We celebrate the multiplicity of French star Emmanuelle Seigner in our five favourite of her film roles
The luminous Emmanuelle Seigner graces the new issue of AnOther Magazine in a beautiful story styled by Karen Langley and shot by Charlie Engman. In a candid accompanying interview, the star of Frantic, Bitter Moon and The Diving Bell and the Butterfly reflects on her extraordinary career, from her first role in Jean-Luc Godard’s Détective, through to her creative collaborations with husband Roman Polanski. Here we celebrate five of her finest film moments.
Frantic
This stylish Paris-set thriller, helmed by Polanski, was Seigner’s first major outing as an actress. Playing an underworld waif enlisted by Harrison Ford to help find his missing wife, Seigner is an enchanting mix of vulnerable and tough, with a killer wardrobe to boot. In one of the film’s most iconic scenes, the pair dances to Grace Jones’s I’ve Seen That Face Before in a seedy nightclub, Seigner chic and beguiling in a red body-con dress.
Bitter Moon
Polanski’s second film with his wife, Bitter Moon, pitted Seigner against actor Peter Coyote in this riotous tale of amour fou. They are Mimi and Oscar, a bizarre couple taking a cruise holiday to Istanbul. He’s older, raddled, mysteriously confined to a wheelchair; she’s vital and alluring. They draw a respectable but frustrated British couple (played by Kristin Scott Thomas and Hugh Grant) into their dark orbit, with tragicomic results. Polanski's narrative is as unpredictable as the choppy seas, and Seigner perfectly matches each change of tack.
The Diving Bell and the Butterfly
Seigner took the role of Céline, the long-suffering wife of paralyzed Elle editor Jean-Dominique Bauby, in Julian Schnabel’s achingly beautiful 2007 film.
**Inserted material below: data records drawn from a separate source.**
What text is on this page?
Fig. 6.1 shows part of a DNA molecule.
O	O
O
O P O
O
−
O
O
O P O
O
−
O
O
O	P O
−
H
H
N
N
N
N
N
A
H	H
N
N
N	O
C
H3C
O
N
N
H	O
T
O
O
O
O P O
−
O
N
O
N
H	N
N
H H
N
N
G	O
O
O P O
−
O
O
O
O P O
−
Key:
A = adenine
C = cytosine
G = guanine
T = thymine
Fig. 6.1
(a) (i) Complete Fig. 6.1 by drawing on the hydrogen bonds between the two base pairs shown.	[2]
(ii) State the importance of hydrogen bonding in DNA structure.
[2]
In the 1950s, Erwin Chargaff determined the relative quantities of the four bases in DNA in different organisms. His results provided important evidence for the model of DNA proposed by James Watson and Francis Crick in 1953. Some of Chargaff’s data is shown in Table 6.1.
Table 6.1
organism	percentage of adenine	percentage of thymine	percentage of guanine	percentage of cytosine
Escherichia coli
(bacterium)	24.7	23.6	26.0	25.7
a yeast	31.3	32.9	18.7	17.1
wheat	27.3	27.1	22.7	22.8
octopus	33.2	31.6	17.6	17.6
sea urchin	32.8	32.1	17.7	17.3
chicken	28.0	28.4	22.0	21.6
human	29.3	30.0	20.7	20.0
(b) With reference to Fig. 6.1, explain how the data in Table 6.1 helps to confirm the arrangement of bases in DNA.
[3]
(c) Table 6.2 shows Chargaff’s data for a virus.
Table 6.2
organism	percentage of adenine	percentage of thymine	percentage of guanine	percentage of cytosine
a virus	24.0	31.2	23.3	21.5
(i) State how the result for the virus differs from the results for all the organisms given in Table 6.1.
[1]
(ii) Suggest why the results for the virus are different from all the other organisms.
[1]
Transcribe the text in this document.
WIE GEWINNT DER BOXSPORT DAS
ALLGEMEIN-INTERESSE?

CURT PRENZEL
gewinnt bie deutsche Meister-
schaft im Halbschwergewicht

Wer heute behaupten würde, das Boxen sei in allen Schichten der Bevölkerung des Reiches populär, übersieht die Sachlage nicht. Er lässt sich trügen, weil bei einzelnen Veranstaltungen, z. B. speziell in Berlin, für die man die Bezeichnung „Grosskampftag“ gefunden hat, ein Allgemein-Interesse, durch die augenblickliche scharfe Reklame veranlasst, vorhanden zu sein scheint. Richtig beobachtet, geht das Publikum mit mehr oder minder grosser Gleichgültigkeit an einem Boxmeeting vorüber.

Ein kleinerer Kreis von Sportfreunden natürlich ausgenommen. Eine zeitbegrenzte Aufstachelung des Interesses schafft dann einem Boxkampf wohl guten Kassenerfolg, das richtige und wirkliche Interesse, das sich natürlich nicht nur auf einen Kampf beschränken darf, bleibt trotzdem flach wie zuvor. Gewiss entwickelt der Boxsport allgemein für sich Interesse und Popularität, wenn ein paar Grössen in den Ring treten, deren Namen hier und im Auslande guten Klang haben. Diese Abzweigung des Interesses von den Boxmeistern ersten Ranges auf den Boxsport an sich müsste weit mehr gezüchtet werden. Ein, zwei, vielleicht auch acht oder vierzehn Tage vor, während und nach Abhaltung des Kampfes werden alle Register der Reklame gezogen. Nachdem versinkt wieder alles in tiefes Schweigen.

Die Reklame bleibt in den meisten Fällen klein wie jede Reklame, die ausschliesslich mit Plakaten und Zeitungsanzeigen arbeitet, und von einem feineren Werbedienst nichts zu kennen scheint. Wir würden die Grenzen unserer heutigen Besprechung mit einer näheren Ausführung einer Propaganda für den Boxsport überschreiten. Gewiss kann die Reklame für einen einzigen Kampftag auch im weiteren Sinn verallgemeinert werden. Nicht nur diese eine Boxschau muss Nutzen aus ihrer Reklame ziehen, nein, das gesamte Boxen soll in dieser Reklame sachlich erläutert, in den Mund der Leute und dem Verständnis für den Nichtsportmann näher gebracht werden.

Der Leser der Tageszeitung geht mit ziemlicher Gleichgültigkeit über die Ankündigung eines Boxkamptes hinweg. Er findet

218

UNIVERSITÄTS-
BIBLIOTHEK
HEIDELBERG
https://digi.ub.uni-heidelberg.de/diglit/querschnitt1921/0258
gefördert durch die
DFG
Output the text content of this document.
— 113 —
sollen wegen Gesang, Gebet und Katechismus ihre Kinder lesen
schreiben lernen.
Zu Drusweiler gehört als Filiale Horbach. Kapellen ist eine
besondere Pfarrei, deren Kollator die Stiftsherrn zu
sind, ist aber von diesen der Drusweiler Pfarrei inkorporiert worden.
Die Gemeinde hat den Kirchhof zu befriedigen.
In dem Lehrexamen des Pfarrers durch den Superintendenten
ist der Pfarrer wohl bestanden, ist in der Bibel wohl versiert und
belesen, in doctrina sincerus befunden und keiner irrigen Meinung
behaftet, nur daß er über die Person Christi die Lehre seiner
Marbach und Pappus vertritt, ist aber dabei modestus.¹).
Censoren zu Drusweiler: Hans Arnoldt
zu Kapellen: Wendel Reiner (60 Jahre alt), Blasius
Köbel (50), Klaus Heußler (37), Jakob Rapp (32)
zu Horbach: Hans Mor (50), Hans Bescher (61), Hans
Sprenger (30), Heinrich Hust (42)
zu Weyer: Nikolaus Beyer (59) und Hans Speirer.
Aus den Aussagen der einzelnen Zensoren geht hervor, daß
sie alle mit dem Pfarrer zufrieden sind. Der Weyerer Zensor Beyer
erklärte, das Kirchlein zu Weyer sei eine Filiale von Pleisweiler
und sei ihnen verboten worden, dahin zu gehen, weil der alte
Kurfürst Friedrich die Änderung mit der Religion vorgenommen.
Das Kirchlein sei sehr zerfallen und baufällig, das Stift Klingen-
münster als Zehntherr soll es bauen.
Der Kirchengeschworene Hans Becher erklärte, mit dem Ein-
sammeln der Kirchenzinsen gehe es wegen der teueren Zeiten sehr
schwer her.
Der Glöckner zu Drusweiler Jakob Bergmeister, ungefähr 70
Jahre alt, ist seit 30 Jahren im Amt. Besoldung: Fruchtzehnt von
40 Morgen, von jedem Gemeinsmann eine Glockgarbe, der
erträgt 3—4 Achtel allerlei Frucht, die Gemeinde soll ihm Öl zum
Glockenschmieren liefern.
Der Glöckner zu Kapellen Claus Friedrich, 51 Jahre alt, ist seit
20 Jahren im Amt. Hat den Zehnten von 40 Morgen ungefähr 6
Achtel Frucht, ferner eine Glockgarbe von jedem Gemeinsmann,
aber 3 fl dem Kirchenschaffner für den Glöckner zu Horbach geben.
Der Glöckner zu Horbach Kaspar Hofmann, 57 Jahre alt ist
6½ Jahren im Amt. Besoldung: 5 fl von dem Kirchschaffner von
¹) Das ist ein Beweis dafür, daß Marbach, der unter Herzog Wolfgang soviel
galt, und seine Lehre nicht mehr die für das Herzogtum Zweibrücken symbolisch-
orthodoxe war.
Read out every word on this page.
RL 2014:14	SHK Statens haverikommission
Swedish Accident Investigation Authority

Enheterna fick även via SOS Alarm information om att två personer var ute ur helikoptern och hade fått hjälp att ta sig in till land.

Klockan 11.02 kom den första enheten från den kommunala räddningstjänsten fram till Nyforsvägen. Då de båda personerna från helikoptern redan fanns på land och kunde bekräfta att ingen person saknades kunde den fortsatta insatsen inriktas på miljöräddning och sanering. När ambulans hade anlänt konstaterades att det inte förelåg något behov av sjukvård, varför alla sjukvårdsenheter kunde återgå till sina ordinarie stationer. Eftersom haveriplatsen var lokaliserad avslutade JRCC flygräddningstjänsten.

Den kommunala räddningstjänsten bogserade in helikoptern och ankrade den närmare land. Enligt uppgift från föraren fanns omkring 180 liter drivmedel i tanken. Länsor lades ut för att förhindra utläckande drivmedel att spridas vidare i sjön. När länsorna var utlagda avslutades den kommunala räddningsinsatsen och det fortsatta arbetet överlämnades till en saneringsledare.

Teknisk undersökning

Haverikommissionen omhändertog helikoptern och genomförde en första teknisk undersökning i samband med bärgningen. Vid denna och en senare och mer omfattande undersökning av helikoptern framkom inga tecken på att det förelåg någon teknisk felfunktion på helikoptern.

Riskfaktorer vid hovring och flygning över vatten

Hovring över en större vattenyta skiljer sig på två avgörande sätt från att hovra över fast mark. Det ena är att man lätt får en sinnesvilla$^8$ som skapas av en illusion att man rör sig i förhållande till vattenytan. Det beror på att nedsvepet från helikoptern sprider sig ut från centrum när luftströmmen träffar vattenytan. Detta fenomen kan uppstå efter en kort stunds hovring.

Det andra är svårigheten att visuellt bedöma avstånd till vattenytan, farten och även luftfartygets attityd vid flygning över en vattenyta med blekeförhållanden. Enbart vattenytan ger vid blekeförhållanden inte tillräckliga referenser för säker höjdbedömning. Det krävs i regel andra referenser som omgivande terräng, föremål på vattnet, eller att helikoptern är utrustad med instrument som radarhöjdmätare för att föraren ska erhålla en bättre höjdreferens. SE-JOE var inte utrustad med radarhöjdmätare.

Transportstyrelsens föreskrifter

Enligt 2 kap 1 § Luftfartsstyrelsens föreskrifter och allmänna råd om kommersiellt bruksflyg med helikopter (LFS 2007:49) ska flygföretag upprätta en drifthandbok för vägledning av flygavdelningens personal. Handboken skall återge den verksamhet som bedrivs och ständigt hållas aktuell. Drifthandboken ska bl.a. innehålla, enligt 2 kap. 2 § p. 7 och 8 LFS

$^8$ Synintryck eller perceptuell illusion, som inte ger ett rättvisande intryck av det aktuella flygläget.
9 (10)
In one especially touching scene – one of many – Céline translates for her husband as he takes a call from his mistress and Seigner is the picture of heartbreaking forbearance. She even sings on the soundtrack: her song (with the band Ultra Orange) Don't Kiss Me Goodbye accompanies a flashback from happier times.
In the House
Playing against type in François Ozon’s acclaimed In The House, Seigner is Esther, a suburban housewife in a spiralling narrative concocted by a teenage boy for the delectation of his teacher. Seigner brims with reigned-in desire as she drifts around the titular house, before things start to take a series of unsettling turns.
Venus in Fur
Polanski’s most recent film with his wife, based on the play by David Ives, won a standing ovation when it was premiered in Cannes in 2013. In this meta-fictional mille-feuille, Seigner plays an actress named Vanda vying to get the role of Vanda in a stage adaptation of Sacher-Masoch’s novel Venus in Furs. Seigner gives a career-best performance – by turns voluble wannabe, poised artiste, and avenging fury – yet never quite gives up the mystery of who, or what, she really is.